Over breakfast I caught up on social media and emails and I shared a few news stories that caught my eye.

Once I was in my office, the dog let me know that he didn’t want the basket that was already in there, he wanted the one he sleeps in at night. The one he sleeps in at night is a memory foam basket; the one in the office is just a regular fur-lined high-walled soft basket. At first he went and got in the office basket, and then he went and got in the night-time basket and gave me one of those looks. I swapped them out and he went straight in the night-time basket (now in the office) and straight to sleep!

I started the day by looking to see why a Substack post hadn’t auto-posted but when I got there it was because I’d scheduled it for 7pm instead of 9am, so that one was on me. I removed the schedule and posted it straight away, then shared it to social media. I created the next one to schedule, to post next Monday, and I updated the Trello board. The next Substack post will be up to date with all of the others, starting with the writing prompts for October. I just have to start the date work for those…

While I was on Trello, I updated the NetGalley board as well, adding on three or four books I’d recently been approved for. Then I went to Vocal to share another post on Ko-fi, this time a short story, and I shared that to social media too.

Twitter hasn’t been liking the pictures on the posts, so for the first time I used one of the ‘assets’ that Substack sent me to promote the story that was published yesterday. And then I went into LinkedIn and shared a couple of posts there, both from Substack.
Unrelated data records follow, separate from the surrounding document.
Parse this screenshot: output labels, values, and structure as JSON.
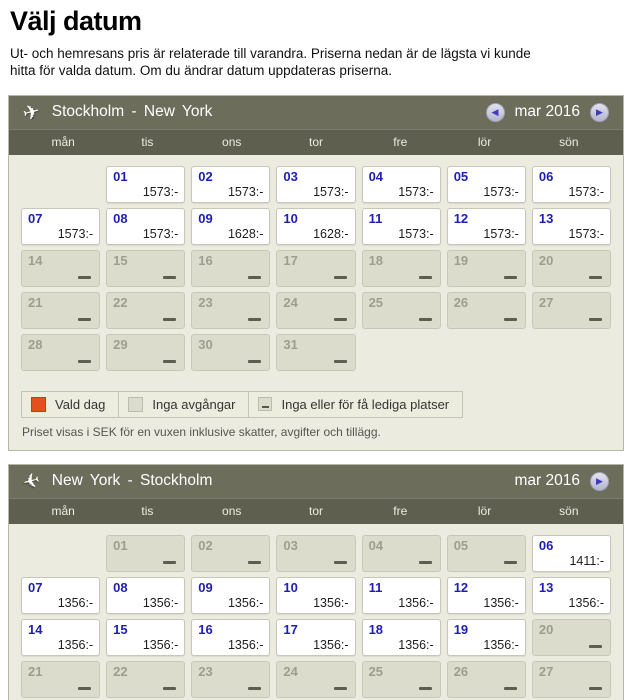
{
  "page": {
    "title": "Välj datum",
    "intro": "Ut- och hemresans pris är relaterade till varandra. Priserna nedan är de lägsta vi kunde hitta för valda datum. Om du ändrar datum uppdateras priserna."
  },
  "colors": {
    "header_bg": "#6d6d5c",
    "weekday_bg": "#5f5f50",
    "body_bg": "#ebebe0",
    "unavailable_bg": "#dcdccd",
    "available_bg": "#ffffff",
    "day_blue": "#1e1eb4",
    "selected_orange": "#e2501e",
    "arrow_blue": "#3d3dbb"
  },
  "icons": {
    "outbound_plane": "✈",
    "return_plane": "✈",
    "prev_arrow": "◀",
    "next_arrow": "▶"
  },
  "currency_note": "SEK",
  "weekday_headers": [
    "mån",
    "tis",
    "ons",
    "tor",
    "fre",
    "lör",
    "sön"
  ],
  "calendars": [
    {
      "id": "outbound",
      "route": "Stockholm - New York",
      "month_label": "mar 2016",
      "has_prev": true,
      "has_next": true,
      "weeks": [
        [
          null,
          {
            "day": "01",
            "state": "available",
            "price": "1573:-"
          },
          {
            "day": "02",
            "state": "available",
            "price": "1573:-"
          },
          {
            "day": "03",
            "state": "available",
            "price": "1573:-"
          },
          {
            "day": "04",
            "state": "available",
            "price": "1573:-"
          },
          {
            "day": "05",
            "state": "available",
            "price": "1573:-"
          },
          {
            "day": "06",
            "state": "available",
            "price": "1573:-"
          }
        ],
        [
          {
            "day": "07",
            "state": "available",
            "price": "1573:-"
          },
          {
            "day": "08",
            "state": "available",
            "price": "1573:-"
          },
          {
            "day": "09",
            "state": "available",
            "price": "1628:-"
          },
          {
            "day": "10",
            "state": "available",
            "price": "1628:-"
          },
          {
            "day": "11",
            "state": "available",
            "price": "1573:-"
          },
          {
            "day": "12",
            "state": "available",
            "price": "1573:-"
          },
          {
            "day": "13",
            "state": "available",
            "price": "1573:-"
          }
        ],
        [
          {
            "day": "14",
            "state": "unavailable"
          },
          {
            "day": "15",
            "state": "unavailable"
          },
          {
            "day": "16",
            "state": "unavailable"
          },
          {
            "day": "17",
            "state": "unavailable"
          },
          {
            "day": "18",
            "state": "unavailable"
          },
          {
            "day": "19",
            "state": "unavailable"
          },
          {
            "day": "20",
            "state": "unavailable"
          }
        ],
        [
          {
            "day": "21",
            "state": "unavailable"
          },
          {
            "day": "22",
            "state": "unavailable"
          },
          {
            "day": "23",
            "state": "unavailable"
          },
          {
            "day": "24",
            "state": "unavailable"
          },
          {
            "day": "25",
            "state": "unavailable"
          },
          {
            "day": "26",
            "state": "unavailable"
          },
          {
            "day": "27",
            "state": "unavailable"
          }
        ],
        [
          {
            "day": "28",
            "state": "unavailable"
          },
          {
            "day": "29",
            "state": "unavailable"
          },
          {
            "day": "30",
            "state": "unavailable"
          },
          {
            "day": "31",
            "state": "unavailable"
          },
          null,
          null,
          null
        ]
      ],
      "show_legend": true
    },
    {
      "id": "return",
      "route": "New York - Stockholm",
      "month_label": "mar 2016",
      "has_prev": false,
      "has_next": true,
      "weeks": [
        [
          null,
          {
            "day": "01",
            "state": "unavailable"
          },
          {
            "day": "02",
            "state": "unavailable"
          },
          {
            "day": "03",
            "state": "unavailable"
          },
          {
            "day": "04",
            "state": "unavailable"
          },
          {
            "day": "05",
            "state": "unavailable"
          },
          {
            "day": "06",
            "state": "available",
            "price": "1411:-"
          }
        ],
        [
          {
            "day": "07",
            "state": "available",
            "price": "1356:-"
          },
          {
            "day": "08",
            "state": "available",
            "price": "1356:-"
          },
          {
            "day": "09",
            "state": "available",
            "price": "1356:-"
          },
          {
            "day": "10",
            "state": "available",
            "price": "1356:-"
          },
          {
            "day": "11",
            "state": "available",
            "price": "1356:-"
          },
          {
            "day": "12",
            "state": "available",
            "price": "1356:-"
          },
          {
            "day": "13",
            "state": "available",
            "price": "1356:-"
          }
        ],
        [
          {
            "day": "14",
            "state": "available",
            "price": "1356:-"
          },
          {
            "day": "15",
            "state": "available",
            "price": "1356:-"
          },
          {
            "day": "16",
            "state": "available",
            "price": "1356:-"
          },
          {
            "day": "17",
            "state": "available",
            "price": "1356:-"
          },
          {
            "day": "18",
            "state": "available",
            "price": "1356:-"
          },
          {
            "day": "19",
            "state": "available",
            "price": "1356:-"
          },
          {
            "day": "20",
            "state": "unavailable"
          }
        ],
        [
          {
            "day": "21",
            "state": "unavailable"
          },
          {
            "day": "22",
            "state": "unavailable"
          },
          {
            "day": "23",
            "state": "unavailable"
          },
          {
            "day": "24",
            "state": "unavailable"
          },
          {
            "day": "25",
            "state": "unavailable"
          },
          {
            "day": "26",
            "state": "unavailable"
          },
          {
            "day": "27",
            "state": "unavailable"
          }
        ]
      ],
      "show_legend": false
    }
  ],
  "legend": {
    "items": [
      {
        "type": "selected",
        "label": "Vald dag"
      },
      {
        "type": "unavailable",
        "label": "Inga avgångar"
      },
      {
        "type": "dash",
        "label": "Inga eller för få lediga platser"
      }
    ],
    "note": "Priset visas i SEK för en vuxen inklusive skatter, avgifter och tillägg."
  }
}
By the time I’d done all of that I felt as though I’d done a full day’s work! I made myself a sandwich and settled down to read a couple of blogs and ended up falling down a rabbit hole for a bit.

After dinner I turned to the probate. It’s all done via online portal, which is a bit too much of a faff for me. They want a proper paper bank statement sent to my current address in the last 3 months. Who has proper paper bank statements these days? I can’t even remember the last time I saw one. And I can’t send them my photo ID through the post, I have to pay a solicitor or the post office to certify copies for me and send those… and that’s AFTER I’ve even found a solicitor or a post office.

Not a happy bunny there. They want everything done via their digital portal, including digital signatures, and then they want a paper bank statement?

I printed off the additional chapters I asked an author for, for the book I’ve been editing. Once I’ve copy edited those, I’ll tack them onto the end of the original and then do the electronic edit.

Finally, I made the changes to Autumn Fayre and sent it off.